$L_p$-quantile has recently been receiving growing attention in risk management since it has desirable properties as a risk measure and is a generalization of two widely applied risk measures, Value-at-Risk and Expectile. The statistical methodology for $L_p$-quantile is not only feasible but also straightforward to implement as it represents a specific form of M-quantile using $p$-power loss function. In this paper, we introduce the concept of Tail Risk Equivalent Level Transition (TRELT) to capture changes in tail risk when we make a risk transition between two $L_p$-quantiles. TRELT is motivated by PELVE in Li and Wang (2023) but for tail risk. As it remains unknown in theory how this transition works, we investigate the existence, uniqueness, and asymptotic properties of TRELT (as well as dual TRELT) for $L_p$-quantiles. In addition, we study the inference methods for TRELT and extreme $L_p$-quantiles by using this risk transition, which turns out to be a novel extrapolation method in extreme value theory. The asymptotic properties of the proposed estimators are established, and both simulation studies and real data analysis are conducted to demonstrate their empirical performance.
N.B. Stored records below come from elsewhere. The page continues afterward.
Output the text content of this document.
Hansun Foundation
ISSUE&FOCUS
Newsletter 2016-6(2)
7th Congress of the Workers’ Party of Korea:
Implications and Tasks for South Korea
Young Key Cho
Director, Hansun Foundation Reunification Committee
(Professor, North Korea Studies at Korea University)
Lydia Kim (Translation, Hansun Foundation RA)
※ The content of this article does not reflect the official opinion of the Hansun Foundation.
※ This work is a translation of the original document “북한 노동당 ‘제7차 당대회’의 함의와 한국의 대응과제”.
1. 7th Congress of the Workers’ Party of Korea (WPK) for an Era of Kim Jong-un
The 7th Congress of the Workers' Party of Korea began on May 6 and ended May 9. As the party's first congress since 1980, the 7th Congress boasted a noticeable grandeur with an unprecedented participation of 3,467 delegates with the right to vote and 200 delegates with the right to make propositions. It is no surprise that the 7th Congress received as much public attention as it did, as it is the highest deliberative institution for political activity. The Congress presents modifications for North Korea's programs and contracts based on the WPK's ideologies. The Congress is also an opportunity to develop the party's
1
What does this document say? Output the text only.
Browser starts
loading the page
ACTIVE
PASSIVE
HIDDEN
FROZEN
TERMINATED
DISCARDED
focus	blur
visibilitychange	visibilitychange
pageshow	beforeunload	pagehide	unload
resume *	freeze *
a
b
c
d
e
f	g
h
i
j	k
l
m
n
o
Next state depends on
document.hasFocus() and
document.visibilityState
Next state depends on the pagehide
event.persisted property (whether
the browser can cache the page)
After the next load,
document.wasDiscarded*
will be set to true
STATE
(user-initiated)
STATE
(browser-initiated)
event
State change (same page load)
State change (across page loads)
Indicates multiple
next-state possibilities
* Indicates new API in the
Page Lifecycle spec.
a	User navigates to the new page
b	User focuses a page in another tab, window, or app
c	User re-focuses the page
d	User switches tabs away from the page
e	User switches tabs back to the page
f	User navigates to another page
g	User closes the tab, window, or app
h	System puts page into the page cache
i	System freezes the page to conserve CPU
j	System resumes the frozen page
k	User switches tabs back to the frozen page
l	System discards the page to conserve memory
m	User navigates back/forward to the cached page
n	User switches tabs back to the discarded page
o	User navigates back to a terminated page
翻译：$L_p$分位数作为风险度量具有理想性质，且是两种广泛应用的风险度量——风险价值（Value-at-Risk）和期望损失（Expectile）的推广，近年来在风险管理领域受到越来越多的关注。$L_p$分位数的统计方法不仅可行，而且易于实现，因为它代表了使用$p$次幂损失函数的M-分位数的一种特定形式。本文引入尾部风险等价水平转换（TRELT）的概念，以捕捉在两个$L_p$分位数之间进行风险转换时尾部风险的变化。TRELT的提出受到Li和Wang（2023）中PELVE的启发，但针对尾部风险。由于理论上尚不清楚这种转换如何运作，我们研究了$L_p$分位数的TRELT（以及对偶TRELT）的存在性、唯一性和渐近性质。此外，我们利用这种风险转换研究了TRELT和极端$L_p$分位数的推断方法，这被证明是极值理论中一种新颖的外推方法。我们建立了所提出估计量的渐近性质，并通过模拟研究和实际数据分析验证了其经验性能。